«Москвич за МКАДом»: в Черногорию за морем и полако
«Черт его знает, а существует ли она вообще, эта заграница?» — примерно так опасливо думал я по пути в аэропорт. Заодно пытался вспомнить, когда в последний раз выезжал за пределы отечества.
Выходило, что в позапрошлом июле, то есть почти два года назад. И это, кстати, тоже была Черногория. Тоже, потому что и сейчас нелегкое редакционное задание позвало меня на Балканы: в городе Херцег-Нови на берегу Адриатического моря открыли новый пятизвездочный отель, а проверить, все ли там на уровне и в порядке, пригласили, понятно, журналистов из Москвы. Кого ж еще?

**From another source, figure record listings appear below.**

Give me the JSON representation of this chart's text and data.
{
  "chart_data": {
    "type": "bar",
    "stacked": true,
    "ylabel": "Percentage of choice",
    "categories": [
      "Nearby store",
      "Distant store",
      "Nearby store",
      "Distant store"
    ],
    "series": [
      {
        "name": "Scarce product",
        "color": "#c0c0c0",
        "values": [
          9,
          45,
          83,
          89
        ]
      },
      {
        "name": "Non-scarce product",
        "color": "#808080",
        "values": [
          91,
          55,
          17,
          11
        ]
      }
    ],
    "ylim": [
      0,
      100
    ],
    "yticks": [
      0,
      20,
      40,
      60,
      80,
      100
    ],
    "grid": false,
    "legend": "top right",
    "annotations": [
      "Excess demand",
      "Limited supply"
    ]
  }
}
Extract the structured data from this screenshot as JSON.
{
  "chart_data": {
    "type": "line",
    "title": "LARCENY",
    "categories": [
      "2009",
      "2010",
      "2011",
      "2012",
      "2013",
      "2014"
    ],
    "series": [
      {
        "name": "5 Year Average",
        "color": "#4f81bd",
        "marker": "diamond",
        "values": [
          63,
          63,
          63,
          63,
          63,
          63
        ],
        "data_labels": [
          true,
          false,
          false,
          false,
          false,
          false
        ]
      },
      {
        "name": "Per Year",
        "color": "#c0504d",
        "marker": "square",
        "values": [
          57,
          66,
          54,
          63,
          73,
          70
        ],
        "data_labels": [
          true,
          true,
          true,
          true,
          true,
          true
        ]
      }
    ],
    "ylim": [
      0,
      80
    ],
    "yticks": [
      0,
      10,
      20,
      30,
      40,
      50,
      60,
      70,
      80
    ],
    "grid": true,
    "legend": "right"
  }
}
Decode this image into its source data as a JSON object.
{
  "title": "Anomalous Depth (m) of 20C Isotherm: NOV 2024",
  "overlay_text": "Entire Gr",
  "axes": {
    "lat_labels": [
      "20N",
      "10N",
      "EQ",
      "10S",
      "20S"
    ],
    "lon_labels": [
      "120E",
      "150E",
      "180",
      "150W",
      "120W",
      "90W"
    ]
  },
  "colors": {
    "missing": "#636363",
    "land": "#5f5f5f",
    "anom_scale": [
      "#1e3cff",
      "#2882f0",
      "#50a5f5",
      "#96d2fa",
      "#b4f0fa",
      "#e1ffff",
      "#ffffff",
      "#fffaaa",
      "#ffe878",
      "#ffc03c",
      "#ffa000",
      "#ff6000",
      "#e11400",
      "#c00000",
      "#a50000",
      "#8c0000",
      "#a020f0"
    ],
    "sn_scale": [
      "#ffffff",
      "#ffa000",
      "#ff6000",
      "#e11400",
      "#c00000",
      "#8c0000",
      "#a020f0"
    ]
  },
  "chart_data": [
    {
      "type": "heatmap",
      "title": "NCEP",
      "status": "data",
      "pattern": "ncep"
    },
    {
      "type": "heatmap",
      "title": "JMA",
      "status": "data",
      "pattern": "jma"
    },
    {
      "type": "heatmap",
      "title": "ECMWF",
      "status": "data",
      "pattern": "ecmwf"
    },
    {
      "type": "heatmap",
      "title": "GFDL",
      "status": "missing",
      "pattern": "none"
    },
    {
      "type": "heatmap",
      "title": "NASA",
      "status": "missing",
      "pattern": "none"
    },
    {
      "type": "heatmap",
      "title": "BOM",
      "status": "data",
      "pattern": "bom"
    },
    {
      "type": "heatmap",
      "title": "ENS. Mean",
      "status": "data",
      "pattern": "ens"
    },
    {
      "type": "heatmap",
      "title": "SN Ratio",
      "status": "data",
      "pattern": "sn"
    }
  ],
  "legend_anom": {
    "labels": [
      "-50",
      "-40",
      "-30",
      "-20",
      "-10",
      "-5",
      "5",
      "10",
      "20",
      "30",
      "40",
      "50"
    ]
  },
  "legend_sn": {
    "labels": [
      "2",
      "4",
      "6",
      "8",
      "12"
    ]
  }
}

Терминал D аэропорта Шереметьево имел полупустой и тревожный вид: половина лавочек заколочена, а в оставшихся торгуют в основном газетами-журналами, жвачкой и газировкой. Долго смотрел на них и никак не мог перевести полтора евро в рубли. Улетающие граждане напоминали беженцев. «Ты не волнуйся, мам, — говорила в телефон девушка в толстовке цвета хаки. — Да, я посмотрела, тут одна пиалочка супа 550 рублей, так я ж с утра покушала. А если что, у меня несквик есть. Так что сильно волноваться не надо». Даже на секьюрити-контроле очередь двигалась как-то непривычно медленно, словно все с трудом вспоминали, как это — снимать ремни, обувь, зачем?
— Это жидкость? Что за жидкость?
— Шампунь!
— Жидкость нельзя.
— Но это же шампунь!
— Выкидываем в урну.
В очереди за мной нервная женщина сделала замечание стоявшей позади бабушке с ребенком, попросив не приближаться к ней и соблюдать дистанцию. «Не подходи близко к тете, Варечка, иди сюда», — ласково сказала бабушка и прижала испуганную девочку к груди. Так мы и стояли до самых рамок — плотным гуськом впереди, потом нервная тетя через полтора метра после меня, еще через два метра бабушка с вжавшейся девочкой и опять плотный хвост из людей. В самолете, надо сказать, строгости продолжились: стюардессы тщательно следили за тем, чтобы маски никто на подбородок не спускал, а одного особенно хитрого гражданина, который норовил подышать, пока никто не видит, старший стюард еще до взлета утихомирил с помощью пары грозных жестов и слов «аут» и «полис».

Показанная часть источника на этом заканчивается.